Neil Loughlin
KITLV/Royal Netherlands Institute of Southeast Asian and Caribbean Studies, Leiden, Netherlands
Keywords: Cambodia, clientelism, patronage, competitive authoritarianism, political parties, Cambodian People’s Party, Hun Sen, coercion, land grab
DOI: 10.5509/2020933497
The dominant literature on Cambodian politics over the past two decades suggested that a mixture of elite and mass clientelism had enabled the hegemonic Cambodian People’s Party (CPP) to rule via competitive but authoritarian elections, while lessening its previous reliance on repression and violence. Such explanations did not predict the upswing in contestation in the country in 2013 and thereafter. Neither do they account for the crackdown that followed. Following literature that draws attention to the tensions in building and maintaining political coalitions under authoritarianism, and demonstrating the difficulties in maintaining competitive authoritarianism over time, this article draws attention to structural, institutional, and distributional impediments to the CPP leadership in building and maintaining effective reciprocal relations with electoral clients while simultaneously balancing the interests of the military and other elites at the core of the regime. To make its argument, the article compares weaknesses in the CPP’s electoral clientelism with the effectiveness of patronage within the security forces, seen through the lens of Cambodia’s experience of land dispossession. It shows that an extractive and exclusive political economy privileged the interests of regime insiders over potential mass electoral clients precisely during the same period the CPP was supposed to be securing its hold on power via mass electoral clientelism. This further explains why the regime fell back on repression over reform in response to the upswing in contestation manifest from 2013, and why, despite the failings of its mass patronage project, repression has nevertheless been successful as a strategy for regime survival during a period of heightened popular contestation.

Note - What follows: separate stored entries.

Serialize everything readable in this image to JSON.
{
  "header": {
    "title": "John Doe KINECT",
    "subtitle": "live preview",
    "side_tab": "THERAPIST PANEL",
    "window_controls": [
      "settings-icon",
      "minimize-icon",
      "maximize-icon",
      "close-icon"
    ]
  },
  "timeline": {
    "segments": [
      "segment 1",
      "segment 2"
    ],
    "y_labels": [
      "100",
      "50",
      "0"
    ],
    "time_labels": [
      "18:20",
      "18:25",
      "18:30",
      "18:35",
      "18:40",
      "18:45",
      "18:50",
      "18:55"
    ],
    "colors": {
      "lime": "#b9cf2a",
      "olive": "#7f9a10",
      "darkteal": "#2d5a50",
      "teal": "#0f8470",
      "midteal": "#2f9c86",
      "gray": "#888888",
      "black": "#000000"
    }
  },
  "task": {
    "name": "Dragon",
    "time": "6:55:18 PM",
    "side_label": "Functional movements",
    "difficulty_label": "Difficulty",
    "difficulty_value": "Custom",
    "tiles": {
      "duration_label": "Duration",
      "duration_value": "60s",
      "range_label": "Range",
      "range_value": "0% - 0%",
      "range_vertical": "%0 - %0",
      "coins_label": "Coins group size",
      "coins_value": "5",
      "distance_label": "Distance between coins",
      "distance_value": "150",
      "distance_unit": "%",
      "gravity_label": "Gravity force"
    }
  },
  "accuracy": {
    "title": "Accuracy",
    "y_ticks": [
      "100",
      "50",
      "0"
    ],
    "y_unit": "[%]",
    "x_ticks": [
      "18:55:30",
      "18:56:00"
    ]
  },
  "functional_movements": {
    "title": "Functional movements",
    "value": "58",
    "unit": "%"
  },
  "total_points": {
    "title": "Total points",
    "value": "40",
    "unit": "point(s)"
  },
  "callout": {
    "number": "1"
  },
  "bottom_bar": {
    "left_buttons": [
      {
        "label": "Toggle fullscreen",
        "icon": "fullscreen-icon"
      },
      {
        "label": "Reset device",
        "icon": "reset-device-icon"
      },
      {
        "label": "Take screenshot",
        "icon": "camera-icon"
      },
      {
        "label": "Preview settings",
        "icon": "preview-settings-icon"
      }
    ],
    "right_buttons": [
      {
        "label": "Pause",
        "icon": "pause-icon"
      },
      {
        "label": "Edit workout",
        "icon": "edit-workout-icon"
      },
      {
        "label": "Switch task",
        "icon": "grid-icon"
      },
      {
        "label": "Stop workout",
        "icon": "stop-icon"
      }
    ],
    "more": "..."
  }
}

对柬埔寨体制内恩庇体制的重估与竞争性威权主义的终结:强制阴影下的选举侍从主义
关键词:柬埔寨;侍从主义;恩庇主义;竞争性威权主义;政党;柬埔寨人民党;洪森;强制;土地掠夺。
过去二十年中柬埔寨政治研究中主导的看法是,尽管一种精英与大众侍从主义的混合体减轻了此前对压迫和暴力的依赖,但也促成了具有说服力的主导性的柬埔寨人民党通过竞争性但是威权式的选举进行统治。 这些解释并没有预测到2013年以及此后愈演愈烈的抗争运动,也没能解释随之发生的镇压。本论文依循前人研究中对威权政治下建立和维护政治联盟过程中产生的矛盾的关注,展示出长期维持竞争性威权主义所面临的种种困难, 强调了柬埔寨人民党领袖在建设和维护与他们选举侍从的有效的互惠性关系,同时又在政体核心的军队和其他精英的利益中保持平衡的过程中所面临的结构性、制度性以及分配上的障碍。为论证此论点,本文通过柬埔寨土地掠夺的经历这一分析视角,对柬埔寨人民党选举侍从体制的薄弱与安全部队内部恩庇制度的有效性进行了比较。它揭示出恰恰在柬埔寨人民党正应当通过大众选举侍从机制来巩固其权力基础的同一时期,榨取性以及排他性的政治经济体制更多地将政体体制内部人士的利益置于潜在的大众选举主顾之上。这就进一步解释了为什么政体在应对2013年起飙升的抗争运动时,又从改革跌回了压制,以及尽管大众恩庇工程的失败,为什么在高涨的公众抗争运动时期,压制作为政体求存的策略却取得了成功。